Pla también criticó la inflamación verbal de la política republicana, síntoma a su juicio de una fatal incompetencia para abordar los verdaderos problemas del país. Su experiencia como corresponsal en el extranjero y su insobornable empirismo le pusieron en guardia por ejemplo ante la brillante oratoria de Ortega: “Ante las orquídeas verbales que presenta siempre este orador, ¿quién es lo suficientemente fuerte como para reflexionar un poco y pararse un momento a meditar?” Con esa reflexión, Pla se adelantó treinta años a la corrección estilística que los mejores escritores de la generación del medio siglo –Gil de Biedma, Benet, Ferlosio, Gabriel Ferrater– llevarían a cabo justamente contra el exceso lírico que a su juicio había enrarecido fatídicamente la vida del país. Como decía Gil de Biedma, si dejamos que los poetas gobiernen al final uno sale a la calle y al preguntar dónde está correos le mandan a capitanía. La guerra civil también fue fruto de una fenomenal irresponsabilidad en el manejo del lenguaje público.

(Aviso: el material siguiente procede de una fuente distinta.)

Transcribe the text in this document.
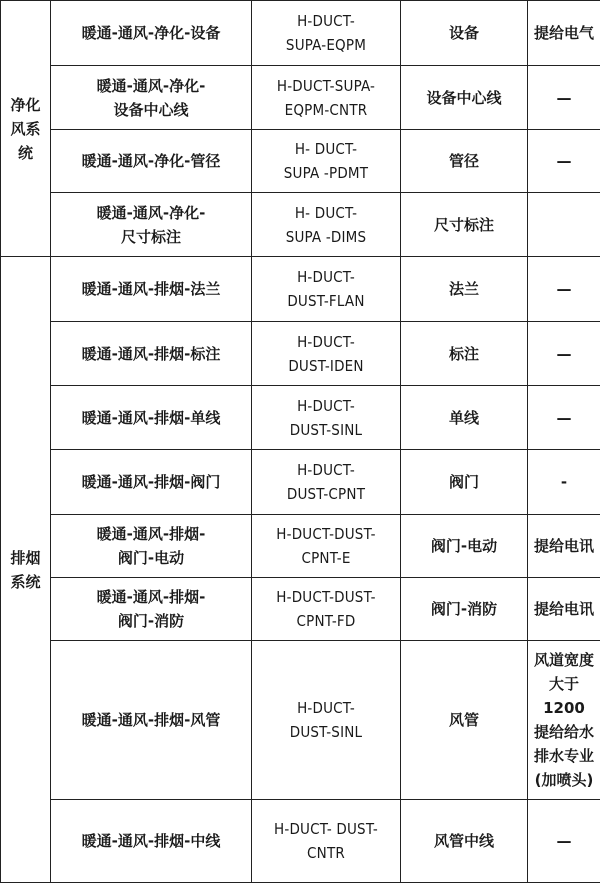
净化
风系
统	暖通-通风-净化-设备	H-DUCT-
SUPA-EQPM	设备	提给电气
	暖通-通风-净化-
设备中心线	H-DUCT-SUPA-
EQPM-CNTR	设备中心线	—
	暖通-通风-净化-管径	H- DUCT-
SUPA -PDMT	管径	—
	暖通-通风-净化-
尺寸标注	H- DUCT-
SUPA -DIMS	尺寸标注	
排烟
系统	暖通-通风-排烟-法兰	H-DUCT-
DUST-FLAN	法兰	—
	暖通-通风-排烟-标注	H-DUCT-
DUST-IDEN	标注	—
	暖通-通风-排烟-单线	H-DUCT-
DUST-SINL	单线	—
	暖通-通风-排烟-阀门	H-DUCT-
DUST-CPNT	阀门	-
	暖通-通风-排烟-
阀门-电动	H-DUCT-DUST-
CPNT-E	阀门-电动	提给电讯
	暖通-通风-排烟-
阀门-消防	H-DUCT-DUST-
CPNT-FD	阀门-消防	提给电讯
	暖通-通风-排烟-风管	H-DUCT-
DUST-SINL	风管	风道宽度
大于 1200
提给给水
排水专业
(加喷头)
	暖通-通风-排烟-中线	H-DUCT- DUST-
CNTR	风管中线	—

Pero nada de esto hay en la recreación de Xavier Pla, que parece más preocupado por demostrar una y otra vez, con una insistencia cerril, cómo el antirepublicanismo de Pla era contestado y escarnecido por sus colegas nacionalistas de entonces. El testimonio del escritor como observador de las catástrofes de su tiempo tiene aún un valor inagotable precisamente por su libertad. Su conservadurismo, su obsesión por la estabilidad monetaria y su terror ante la revolución no se explican sin su diagnóstico del siglo XX como el periodo de la megamuerte, que a su vez le llevó a juzgar la modernidad, el progresismo –de la Revolución francesa en adelante– como una exhortación al fanatismo y la destrucción. Para él “el gigantesco drama español que he vivido desde 1931” era algo más que “el choque entre estas dos concepciones foráneas y recientísimas del fascismo y el bolchevismo”. A su juicio, el origen del desastre estaba en “el krausismo, la mística del socialismo y la rebelión de las masas diagnosticada por Ortega”.
Si uno compara el Pla maniqueo y simplón que dibuja su biógrafo con el que aparece por ejemplo en L’home de l’abric (1998) de Valentí Puig, el mejor ensayo que se ha escrito sobre el universo moral, ideológico y literario del escritor, la diferencia resulta desoladora. Puig aflora toda la complejidad que subyace al magma memorialístico de su obra, poniendo en relación su pensamiento con las fuentes de la gran tradición europea, que Pla conocía con un detalle asombroso y del que apenas se da noticia en este mamotreto. Tras leer las biografías de Byron y de Kafka antes citadas, uno sale con una visión caleidoscópica de una vida y de una época, excitado por la efervescencia de una experiencia histórica e intelectual imposible de calmar. Un cor furtiu, en cambio, deja en esta primera parte una impresión mortecina, como de certificado de defunción.